Piedra en los pavimentos, en las paredes, trabajadas en muros a dos caras en seco, como siempre se construyó en la campaña uruguaya. La estructura de los techos se construyó con madera de curupay y chapas, los revestimientos y demás elementos de carpintería con eucaliptus, ambas especies presentes en el lugar. Así se levantaron la casa, un pequeño casco, un galpón y la casa del capataz, los tres volúmenes con un recinto de piedra. A un lado, en los fondos ¿o el frente? de la casa principal, la profundidad de la vieja cantera con su paisaje tan particular. Más allá, el gran espejo de agua de la represa.

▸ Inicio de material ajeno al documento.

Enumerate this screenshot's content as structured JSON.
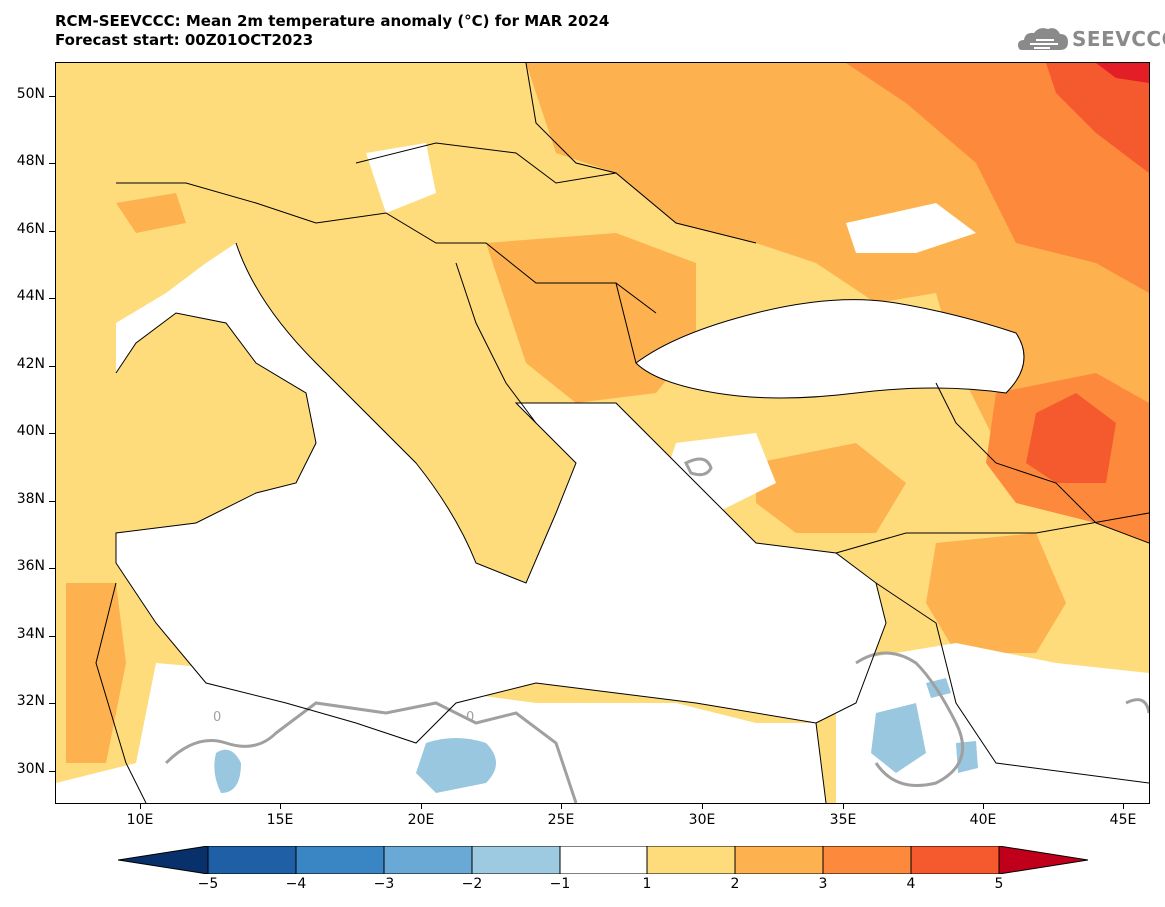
{
  "header": {
    "title_line1": "RCM-SEEVCCC: Mean 2m temperature anomaly (°C) for MAR 2024",
    "title_line2": "Forecast start: 00Z01OCT2023",
    "logo_text": "SEEVCCC"
  },
  "map": {
    "variable": "Mean 2m temperature anomaly (°C)",
    "lon_range": [
      7,
      45.8
    ],
    "lat_range": [
      29,
      51
    ],
    "y_tick_labels": [
      "50N",
      "48N",
      "46N",
      "44N",
      "42N",
      "40N",
      "38N",
      "36N",
      "34N",
      "32N",
      "30N"
    ],
    "x_tick_labels": [
      "10E",
      "15E",
      "20E",
      "25E",
      "30E",
      "35E",
      "40E",
      "45E"
    ],
    "contour_label": "0",
    "colors": {
      "land_default": "#fedc7c",
      "anom_2_3": "#fdb14f",
      "anom_3_4": "#fd8a3c",
      "anom_4_5": "#f55a2e",
      "anom_gt5": "#e31e26",
      "anom_-2_-1": "#99c7e0",
      "neutral": "#ffffff",
      "contour_zero": "#a0a0a0"
    }
  },
  "colorbar": {
    "labels": [
      "−5",
      "−4",
      "−3",
      "−2",
      "−1",
      "1",
      "2",
      "3",
      "4",
      "5"
    ],
    "colors": [
      "#08306b",
      "#1f5fa6",
      "#3a86c4",
      "#6aa8d6",
      "#9ecae1",
      "#ffffff",
      "#fedc7c",
      "#fdb14f",
      "#fd8a3c",
      "#f55a2e",
      "#e31e26",
      "#c0001a"
    ]
  }
}
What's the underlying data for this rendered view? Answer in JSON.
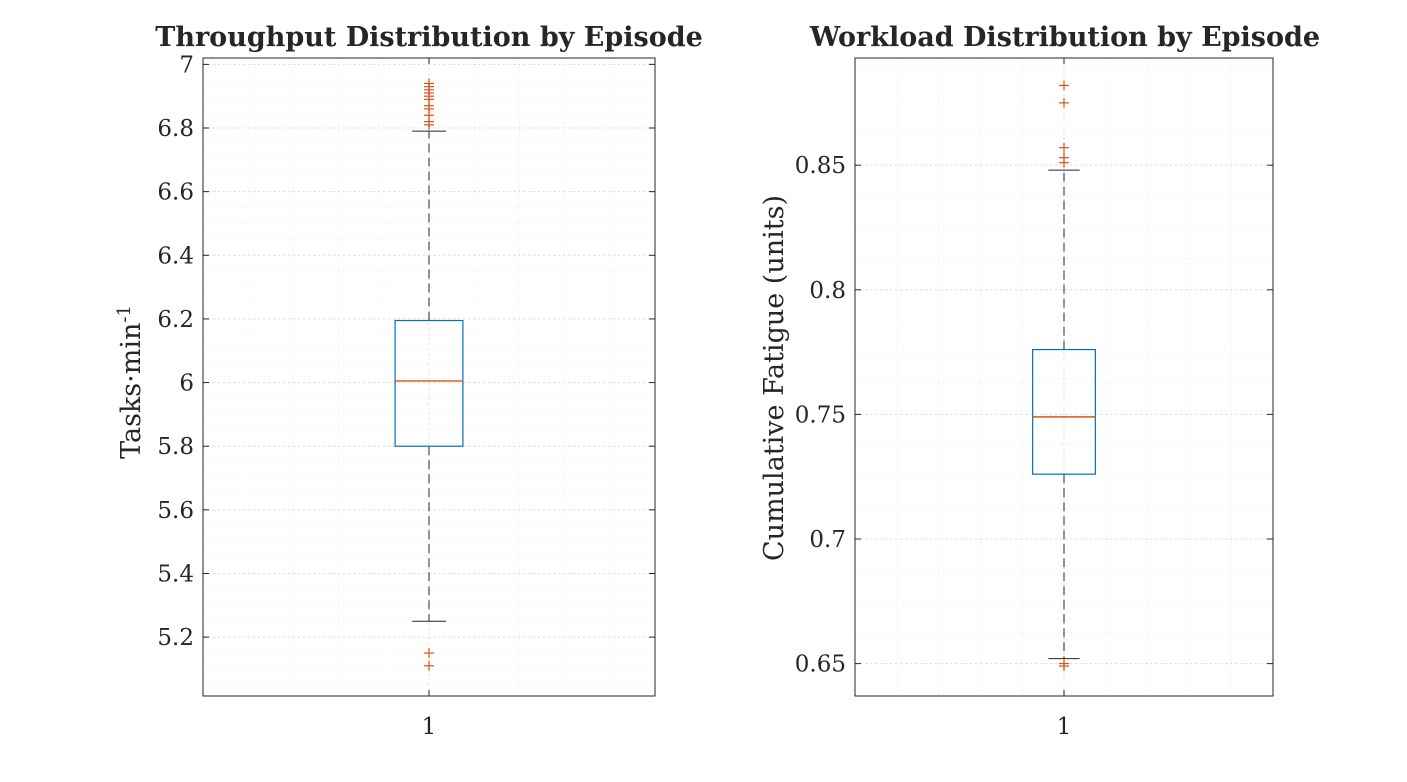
{
  "chart_data": [
    {
      "type": "box",
      "title": "Throughput Distribution by Episode",
      "ylabel": "Tasks·min",
      "ylabel_superscript": "-1",
      "xlabel": "",
      "categories": [
        "1"
      ],
      "ylim": [
        5.015,
        7.02
      ],
      "yticks": [
        5.2,
        5.4,
        5.6,
        5.8,
        6,
        6.2,
        6.4,
        6.6,
        6.8,
        7
      ],
      "ytick_labels": [
        "5.2",
        "5.4",
        "5.6",
        "5.8",
        "6",
        "6.2",
        "6.4",
        "6.6",
        "6.8",
        "7"
      ],
      "box": {
        "q1": 5.8,
        "median": 6.005,
        "q3": 6.195,
        "whisker_low": 5.25,
        "whisker_high": 6.79
      },
      "outliers": [
        6.81,
        6.82,
        6.84,
        6.86,
        6.87,
        6.89,
        6.9,
        6.91,
        6.92,
        6.93,
        6.94,
        5.11,
        5.15
      ],
      "grid": true,
      "colors": {
        "box": "#0072BD",
        "median": "#D95319",
        "outlier": "#D95319",
        "axis": "#262626"
      }
    },
    {
      "type": "box",
      "title": "Workload Distribution by Episode",
      "ylabel": "Cumulative Fatigue (units)",
      "xlabel": "",
      "categories": [
        "1"
      ],
      "ylim": [
        0.637,
        0.893
      ],
      "yticks": [
        0.65,
        0.7,
        0.75,
        0.8,
        0.85
      ],
      "ytick_labels": [
        "0.65",
        "0.7",
        "0.75",
        "0.8",
        "0.85"
      ],
      "box": {
        "q1": 0.726,
        "median": 0.749,
        "q3": 0.776,
        "whisker_low": 0.652,
        "whisker_high": 0.848
      },
      "outliers": [
        0.649,
        0.65,
        0.851,
        0.853,
        0.857,
        0.875,
        0.882
      ],
      "grid": true,
      "colors": {
        "box": "#0072BD",
        "median": "#D95319",
        "outlier": "#D95319",
        "axis": "#262626"
      }
    }
  ]
}
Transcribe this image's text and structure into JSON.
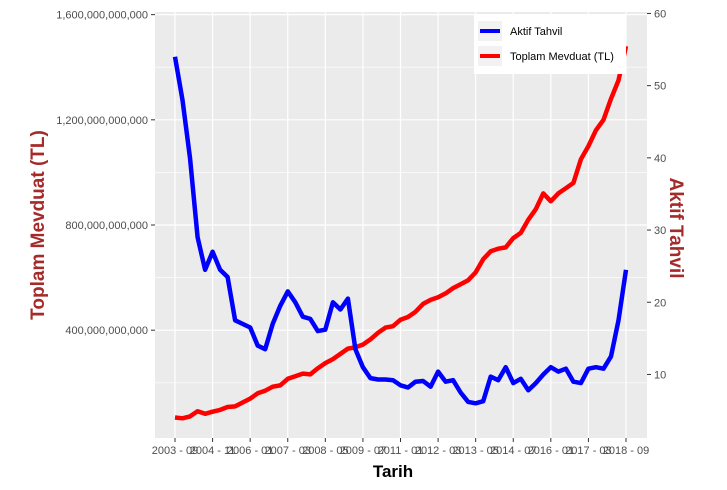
{
  "chart_data": {
    "type": "line",
    "xlabel": "Tarih",
    "ylabel_left": "Toplam Mevduat (TL)",
    "ylabel_right": "Aktif Tahvil",
    "x_tick_labels": [
      "2003 - 09",
      "2004 - 11",
      "2006 - 01",
      "2007 - 03",
      "2008 - 05",
      "2009 - 07",
      "2011 - 01",
      "2012 - 03",
      "2013 - 05",
      "2014 - 07",
      "2016 - 01",
      "2017 - 03",
      "2018 - 09"
    ],
    "y_left_ticks": [
      "400,000,000,000",
      "800,000,000,000",
      "1,200,000,000,000",
      "1,600,000,000,000"
    ],
    "y_left_tick_values": [
      400000000000,
      800000000000,
      1200000000000,
      1600000000000
    ],
    "y_right_ticks": [
      "10",
      "20",
      "30",
      "40",
      "50",
      "60"
    ],
    "y_right_tick_values": [
      10,
      20,
      30,
      40,
      50,
      60
    ],
    "ylim_left": [
      -10000000000,
      1610000000000
    ],
    "ylim_right": [
      1.2,
      60.2
    ],
    "xlim": [
      0,
      60
    ],
    "grid": true,
    "legend_position": "top-right",
    "colors": {
      "panel": "#ebebeb",
      "grid": "#ffffff",
      "axis_title": "#a52a2a",
      "tahvil": "#0000ff",
      "mevduat": "#ff0000"
    },
    "series": [
      {
        "name": "Aktif Tahvil",
        "axis": "right",
        "color": "#0000ff",
        "x": [
          0,
          1,
          2,
          3,
          4,
          5,
          6,
          7,
          8,
          9,
          10,
          11,
          12,
          13,
          14,
          15,
          16,
          17,
          18,
          19,
          20,
          21,
          22,
          23,
          24,
          25,
          26,
          27,
          28,
          29,
          30,
          31,
          32,
          33,
          34,
          35,
          36,
          37,
          38,
          39,
          40,
          41,
          42,
          43,
          44,
          45,
          46,
          47,
          48,
          49,
          50,
          51,
          52,
          53,
          54,
          55,
          56,
          57,
          58,
          59,
          60
        ],
        "values": [
          54,
          48,
          40,
          29,
          24.5,
          27,
          24.5,
          23.5,
          17.5,
          17,
          16.5,
          14,
          13.5,
          17,
          19.5,
          21.5,
          20,
          18,
          17.7,
          16,
          16.2,
          20,
          19,
          20.5,
          13.5,
          11,
          9.5,
          9.3,
          9.3,
          9.2,
          8.5,
          8.2,
          9,
          9.1,
          8.3,
          10.4,
          9,
          9.2,
          7.5,
          6.2,
          6,
          6.3,
          9.7,
          9.2,
          11,
          8.8,
          9.4,
          7.8,
          8.8,
          10,
          11,
          10.4,
          10.8,
          9,
          8.8,
          10.8,
          11,
          10.8,
          12.5,
          17.5,
          24.5
        ]
      },
      {
        "name": "Toplam Mevduat (TL)",
        "axis": "left",
        "color": "#ff0000",
        "x": [
          0,
          1,
          2,
          3,
          4,
          5,
          6,
          7,
          8,
          9,
          10,
          11,
          12,
          13,
          14,
          15,
          16,
          17,
          18,
          19,
          20,
          21,
          22,
          23,
          24,
          25,
          26,
          27,
          28,
          29,
          30,
          31,
          32,
          33,
          34,
          35,
          36,
          37,
          38,
          39,
          40,
          41,
          42,
          43,
          44,
          45,
          46,
          47,
          48,
          49,
          50,
          51,
          52,
          53,
          54,
          55,
          56,
          57,
          58,
          59,
          60
        ],
        "values": [
          68000000000,
          65000000000,
          72000000000,
          92000000000,
          82000000000,
          90000000000,
          97000000000,
          108000000000,
          110000000000,
          125000000000,
          140000000000,
          160000000000,
          170000000000,
          185000000000,
          190000000000,
          215000000000,
          225000000000,
          235000000000,
          232000000000,
          255000000000,
          275000000000,
          290000000000,
          310000000000,
          330000000000,
          335000000000,
          345000000000,
          365000000000,
          390000000000,
          410000000000,
          415000000000,
          440000000000,
          450000000000,
          470000000000,
          500000000000,
          515000000000,
          525000000000,
          540000000000,
          560000000000,
          575000000000,
          590000000000,
          620000000000,
          670000000000,
          700000000000,
          710000000000,
          715000000000,
          750000000000,
          770000000000,
          820000000000,
          860000000000,
          920000000000,
          890000000000,
          920000000000,
          940000000000,
          960000000000,
          1050000000000,
          1100000000000,
          1160000000000,
          1200000000000,
          1280000000000,
          1350000000000,
          1480000000000
        ]
      }
    ]
  }
}
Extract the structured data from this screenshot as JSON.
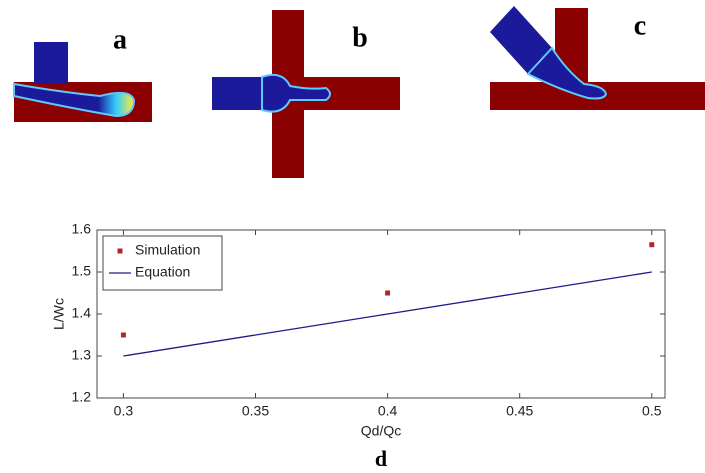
{
  "panels": [
    "a",
    "b",
    "c"
  ],
  "chart_data": {
    "type": "scatter",
    "label": "d",
    "x_label": "Qd/Qc",
    "y_label": "L/Wc",
    "x": [
      0.3,
      0.4,
      0.5
    ],
    "series": [
      {
        "name": "Simulation",
        "color": "#b5262a",
        "values": [
          1.35,
          1.45,
          1.565
        ]
      },
      {
        "name": "Equation",
        "type": "line",
        "color": "#1c1c86",
        "values": [
          1.3,
          1.4,
          1.5
        ]
      }
    ],
    "xlim": [
      0.29,
      0.505
    ],
    "ylim": [
      1.2,
      1.6
    ],
    "xticks": [
      0.3,
      0.35,
      0.4,
      0.45,
      0.5
    ],
    "yticks": [
      1.2,
      1.3,
      1.4,
      1.5,
      1.6
    ],
    "legend": "upper left"
  }
}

El tipo arquitectónico está definido por las limitaciones que impone la piedra, las aberturas, puertas y ventanas, adquieren la dimensión posible que se relaciona con el largo de las maderas de curupay que se consiguieron en el lugar para poder generar los vanos. Luego la ausencia del hormigón, que es total, impone también un carácter singular que mucho tiene que ver con las atmósferas resultantes al atrapar al espacio. La carpintería general, junto al curupay, se apoyó en el eucaliptus, con lo cual todo refiere al lugar, al paisaje.
La experiencia de recorrer este establecimiento nos reafirma en el concepto, TERRITORIO = PATRIMONIO y más que una sentencia vacía de contenido se trata de la reafirmación de la idea del carácter vernáculo de la Arquitectura, como rango que no debemos dejar de lado.